Society Portrait 'Mrs John Heath' Vasco Lazzolo (1915 - 1984)
£4,750.00 Sold out
Society Portrait 'Mrs John Heath' Vasco Lazzolo (1915 - 1984)
Stunning society portrait of Laurel Heath, wife of post war racing driver John Heath.
Heath died in the Italian Mille Miglia road race in 1956.
She subsequently married Gerald Albertini in 1957, her Norman Hartnell wedding dress is in the V&A collection.
About the artist.
Vasco Lazzolo was born in 1915. He studied at the Liverpool School of Art and the Slade, establishing a successful career as an illustrator of book covers and fashion magazines in the years leading up to the Second World War.
Following the war he was much in demand as a portrait painter, moving easily between London's high society and the seamy Soho demi-monde. He was a member of the notorious Thursday Club, which met for luncheon every week in a private room at Wheeler's restaurant in Old Compton Street; David Niven, Cecil Beaton, and Lord Louis Mountbatten were regulars, and the Kray twins and Kim Philby were rumoured to have visited on occasion. During this period Lazzolo produced sculptures of his friend the Duke of Edinburgh, (one of the 24 close friends who attended Prince Phillip's stag night), and the actor Peter Ustinov, both fellow Thursday Club members, and the writer William Somerset Maugham. He was also commissioned by the Maharajah of Cooch Behar to paint a portrait of his mistress, the model and sometime actress Vicki Martin, who was killed in a car crash shortly after the portrait was completed. Martin had previously been sketched by Lazzolo's friend, society osteopath Stephen Ward. The two men had first met at the Slade during the War, when the art school had been relocated from London to Oxford.

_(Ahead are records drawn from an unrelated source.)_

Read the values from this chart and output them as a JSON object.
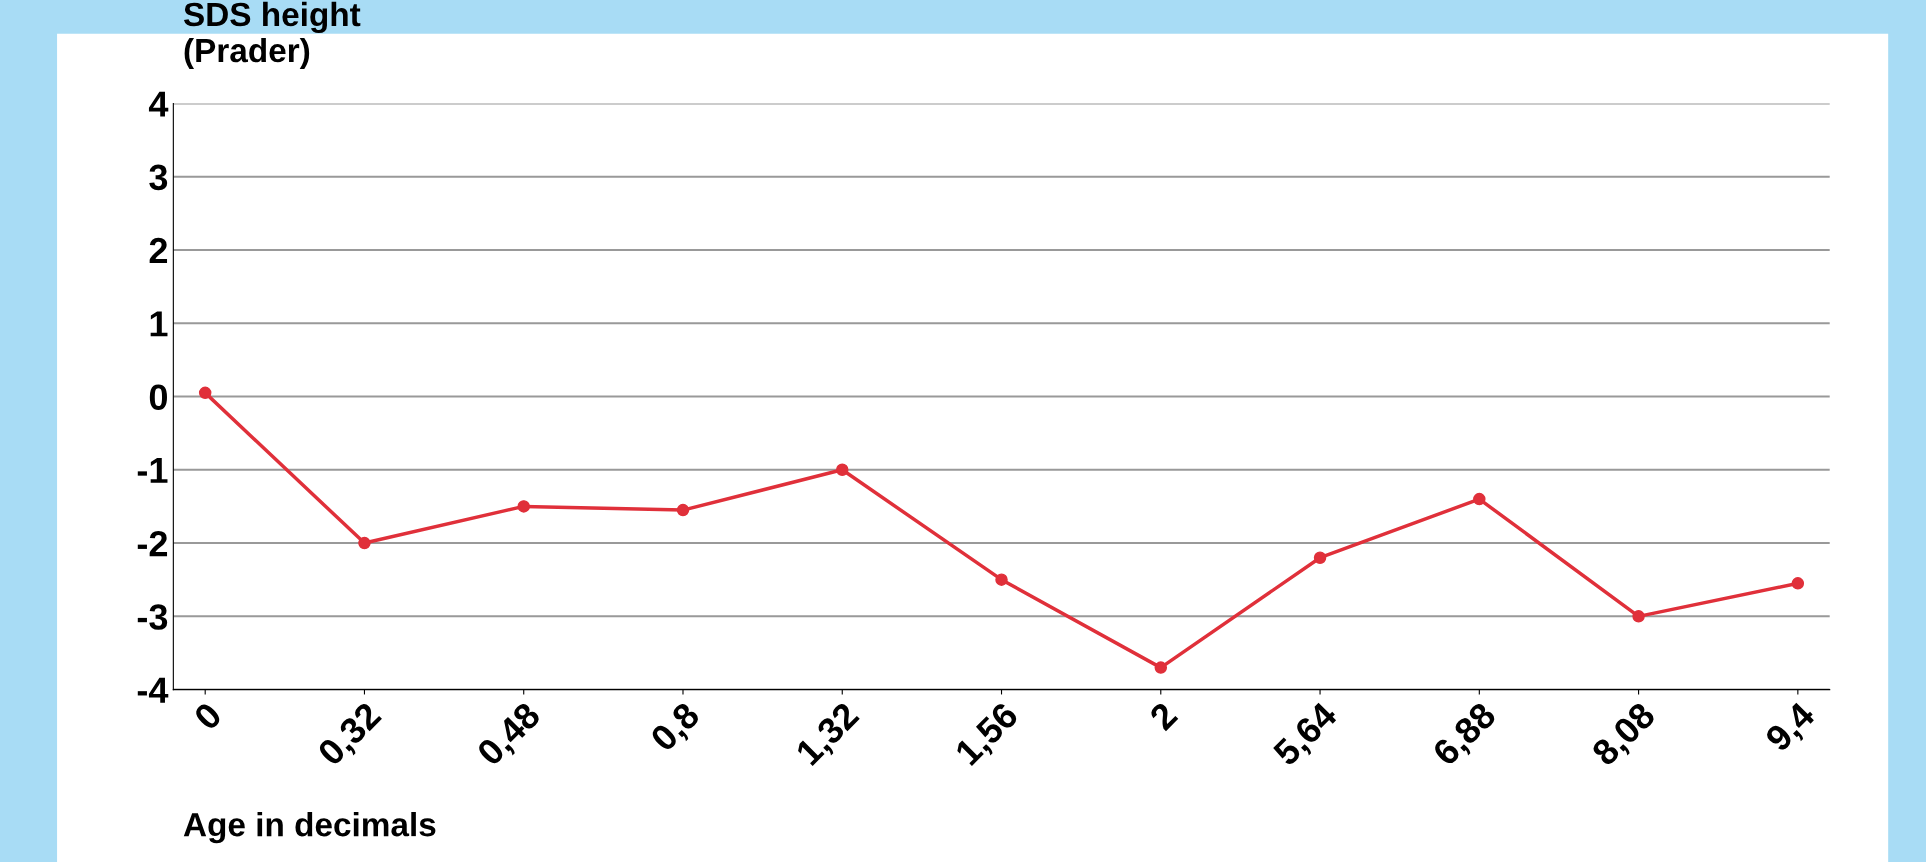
{
  "chart_data": {
    "type": "line",
    "ylabel": "SDS height\n(Prader)",
    "xlabel": "Age in decimals",
    "categories": [
      "0",
      "0,32",
      "0,48",
      "0,8",
      "1,32",
      "1,56",
      "2",
      "5,64",
      "6,88",
      "8,08",
      "9,4"
    ],
    "series": [
      {
        "color": "#e0303a",
        "values": [
          0.05,
          -2.0,
          -1.5,
          -1.55,
          -1.0,
          -2.5,
          -3.7,
          -2.2,
          -1.4,
          -3.0,
          -2.55
        ]
      }
    ],
    "ylim": [
      -4,
      4
    ],
    "yticks": [
      -4,
      -3,
      -2,
      -1,
      0,
      1,
      2,
      3,
      4
    ],
    "grid": "y",
    "marker": "circle",
    "line_style": "solid"
  }
}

Ward, who studied art at the Slade School in his spare time, was also a friend of the Duke of Edinburgh, and in 1961 was invited to paint him at Buckingham Palace. Today, Vasco Lazzolo is most often remembered as one of the few people prepared to testify for the defence at Stephen Ward's Old Bailey trial, during what came to be known as the Profumo Affair. Like other witnesses for the defence, Lazzolo had apparently been threatened by Chief Inspector Samuel Herbert, who told him that if he gave evidence on Ward's behalf, he risked being discredited, perhaps with the 'discovery' of some pornographic material in his studio and a subsequent prosecution. It is a measure of Lazzolo's regard for his friend that he took the stand, and was himself faced with a number of damaging allegations of impropriety.
Following the trial judge's hostile summing up, Ward took an overdose of barbiturates, and was in a coma when the jury reached their guilty verdict. He died without regaining consciousness on 3 August 1963, but repercussions from the scandal contributed to the downfall of the Conservative government at the following year's general election. Establishment figures had long since distanced themselves from Ward and Lazzolo's louche milieu. Little is known of Lazzolo's subsequent career; in the early 70s he was living in Malta, and it was there that he died, in 1984, at the age of 69.
Original frame, ready to hang
Frame: Width X Height
CM 99 x 120
Inches: 39 x 47 1/2
Painting:
CM: 71 x 90
Inches: 28 x 35 1/2
Medium: Oil on board
Provenance: Signed top right. Exhibition lable verso for Royal Society of Portrait Painters with and address in Park Village West NW1
Date; 1940's
Condition; Very Good. Original swept gilt frame.